The ‘nor’easter’ storm that hit the United States and Canada last week may now have cleared North America, but its legacy is still being felt further south.
The deep area of low pressure, which brought flooding rain and damaging winds to the US, blew strong northerly winds over vast stretches of open water before reaching the coasts of the Bahamas, Dominican Republic, Puerto Rico and the Virgin Islands.
It was a ‘perfect storm’ for high seas; strong winds, a long fetch (the uninterrupted distance over which the waves travelled) and spring high tides.
The steady winds induced a swell of six metres, with waves – reportedly as high as 10 metres – on top of that.
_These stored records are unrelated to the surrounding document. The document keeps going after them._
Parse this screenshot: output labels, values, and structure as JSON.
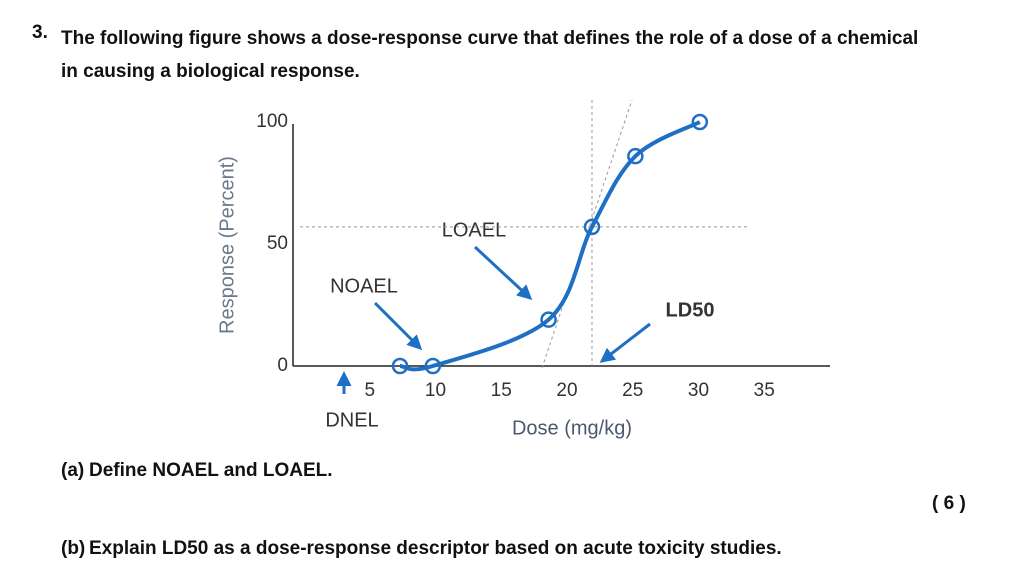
{
  "question": {
    "number": "3.",
    "text": "The following figure shows a dose-response curve that defines the role of a dose of a chemical in causing a biological response."
  },
  "chart_data": {
    "type": "line",
    "xlabel": "Dose (mg/kg)",
    "ylabel": "Response (Percent)",
    "x": [
      7.3,
      9.8,
      18.6,
      21.9,
      25.2,
      30.1
    ],
    "values": [
      0,
      0,
      19,
      57,
      86,
      100
    ],
    "color": "#1f6fc5",
    "xlim": [
      0,
      40
    ],
    "ylim": [
      0,
      100
    ],
    "xticks": [
      5,
      10,
      15,
      20,
      25,
      30,
      35
    ],
    "yticks": [
      0,
      50,
      100
    ],
    "annotations": [
      "NOAEL",
      "LOAEL",
      "LD50",
      "DNEL"
    ]
  },
  "parts": [
    {
      "label": "(a)",
      "text": "Define NOAEL and LOAEL."
    },
    {
      "label": "(b)",
      "text": "Explain LD50 as a dose-response descriptor based on acute toxicity studies."
    }
  ],
  "marks": "( 6 )"
}
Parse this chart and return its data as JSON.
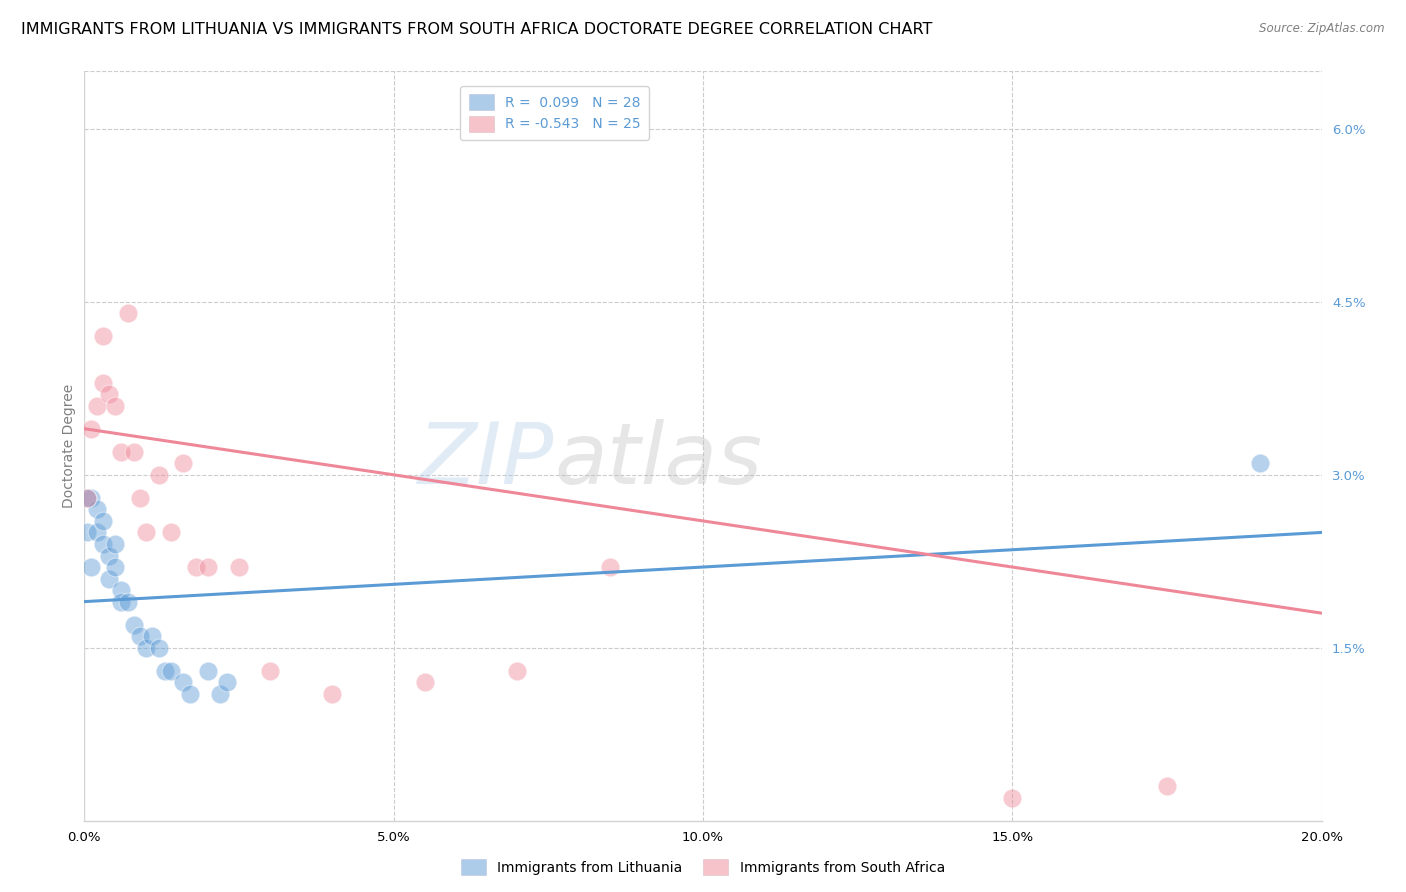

In Puerto Rico, people had to be evacuated from their homes along the north coast as roads were inundated by seawater. Schools were closed, affecting 6,000 children. There were reports of docks being damaged, as well as a boatyard in Catano.
Much of Puerto Rico is still dealing with the aftermath of Hurricane Maria, which struck the island as a Category 4 hurricane in September last year. Sixty-four Puerto Ricans died, and the island suffered catastrophic damage estimated at $94bn.
The waves that have developed from this nor’easter are even larger than those from Maria, and the swell is the largest in over a decade.
Winds are now easing, and the coastal inundation is expected to be over by the end of Wednesday.